Hitler a tué Charlot, à moins que ce ne soit l’inverse. Une chose est sûre, les horreurs du nazisme ont rendu l’innocence du cinéma muet et de Charlot – personnage clownesque, enfantin et pré-langagier s’il en est – définitivement obsolète.

On ne dira jamais assez combien ce film est extraordinaire, visionnaire, juste et surtout courageux. Chaplin reçut à l’époque du tournage de nombreuses menaces d’autant que l’opinion américaine était foncièrement isolationniste. Il finira d’ailleurs par payer son engagement du côté des ouvriers et des antifascistes au moment de la chasse aux sorcières.

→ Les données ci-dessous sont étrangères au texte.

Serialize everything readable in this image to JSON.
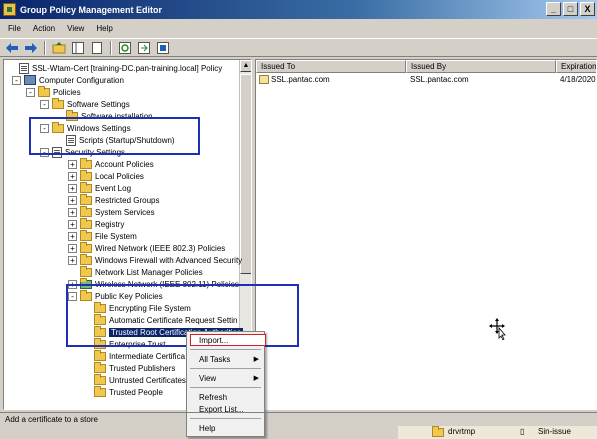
{
  "window": {
    "title": "Group Policy Management Editor",
    "buttons": [
      "_",
      "□",
      "X"
    ]
  },
  "menubar": [
    "File",
    "Action",
    "View",
    "Help"
  ],
  "toolbar": [
    "back-icon",
    "forward-icon",
    "up-icon",
    "show-hide-tree-icon",
    "properties-icon",
    "refresh-icon",
    "export-icon",
    "help-icon"
  ],
  "tree": [
    {
      "label": "SSL-Wtam-Cert [training-DC.pan-training.local] Policy",
      "icon": "document-icon",
      "exp": ""
    },
    {
      "label": "Computer Configuration",
      "icon": "computer-icon",
      "exp": "-"
    },
    {
      "label": "Policies",
      "icon": "folder-icon",
      "exp": "-"
    },
    {
      "label": "Software Settings",
      "icon": "folder-icon",
      "exp": "-"
    },
    {
      "label": "Software installation",
      "icon": "folder-icon",
      "exp": ""
    },
    {
      "label": "Windows Settings",
      "icon": "folder-icon",
      "exp": "-"
    },
    {
      "label": "Scripts (Startup/Shutdown)",
      "icon": "document-icon",
      "exp": ""
    },
    {
      "label": "Security Settings",
      "icon": "security-icon",
      "exp": "-"
    },
    {
      "label": "Account Policies",
      "icon": "folder-icon",
      "exp": "+"
    },
    {
      "label": "Local Policies",
      "icon": "folder-icon",
      "exp": "+"
    },
    {
      "label": "Event Log",
      "icon": "folder-icon",
      "exp": "+"
    },
    {
      "label": "Restricted Groups",
      "icon": "folder-icon",
      "exp": "+"
    },
    {
      "label": "System Services",
      "icon": "folder-icon",
      "exp": "+"
    },
    {
      "label": "Registry",
      "icon": "folder-icon",
      "exp": "+"
    },
    {
      "label": "File System",
      "icon": "folder-icon",
      "exp": "+"
    },
    {
      "label": "Wired Network (IEEE 802.3) Policies",
      "icon": "folder-icon",
      "exp": "+"
    },
    {
      "label": "Windows Firewall with Advanced Security",
      "icon": "folder-icon",
      "exp": "+"
    },
    {
      "label": "Network List Manager Policies",
      "icon": "folder-icon",
      "exp": ""
    },
    {
      "label": "Wireless Network (IEEE 802.11) Policies",
      "icon": "wireless-icon",
      "exp": "+"
    },
    {
      "label": "Public Key Policies",
      "icon": "folder-icon",
      "exp": "-"
    },
    {
      "label": "Encrypting File System",
      "icon": "folder-icon",
      "exp": ""
    },
    {
      "label": "Automatic Certificate Request Settin",
      "icon": "folder-icon",
      "exp": ""
    },
    {
      "label": "Trusted Root Certification Authorities",
      "icon": "folder-icon",
      "exp": ""
    },
    {
      "label": "Enterprise Trust",
      "icon": "folder-icon",
      "exp": ""
    },
    {
      "label": "Intermediate Certifica",
      "icon": "folder-icon",
      "exp": ""
    },
    {
      "label": "Trusted Publishers",
      "icon": "folder-icon",
      "exp": ""
    },
    {
      "label": "Untrusted Certificates",
      "icon": "folder-icon",
      "exp": ""
    },
    {
      "label": "Trusted People",
      "icon": "folder-icon",
      "exp": ""
    }
  ],
  "table": {
    "headers": [
      "Issued To",
      "Issued By",
      "Expiration"
    ],
    "rows": [
      [
        "SSL.pantac.com",
        "SSL.pantac.com",
        "4/18/2020"
      ]
    ]
  },
  "context_menu": {
    "items": [
      "Import...",
      "All Tasks",
      "View",
      "Refresh",
      "Export List...",
      "Help"
    ]
  },
  "status": "Add a certificate to a store",
  "taskbar": [
    "drvrtmp",
    "Sin-issue"
  ],
  "colors": {
    "titlebar": "#0a246a",
    "highlight_box": "#1f2fb8",
    "import_box": "#d02020",
    "selection": "#0a246a"
  }
}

Mais cela en valait la peine car avec Le Dictateur Chaplin signa assurément l’un des films – pour ne pas dire LE film – sans doute le plus pertinent de toute l’histoire du cinéma.

Signalons quand même ces autres films antinazis réalisés par la suite par des cinéastes européens travaillant à Hollywood : Chasse à l’homme de Fritz Lang en 1941, Jeux dangereux d’Ernst Lubitsch en 1942,  La Cinquième Colonne d’Alfred Hitchcock en 1942, Hitler’s Madman de Douglas Sirk en 1942 ou encore Les Bourreaux meurent aussi de Fritz Lang en 1943.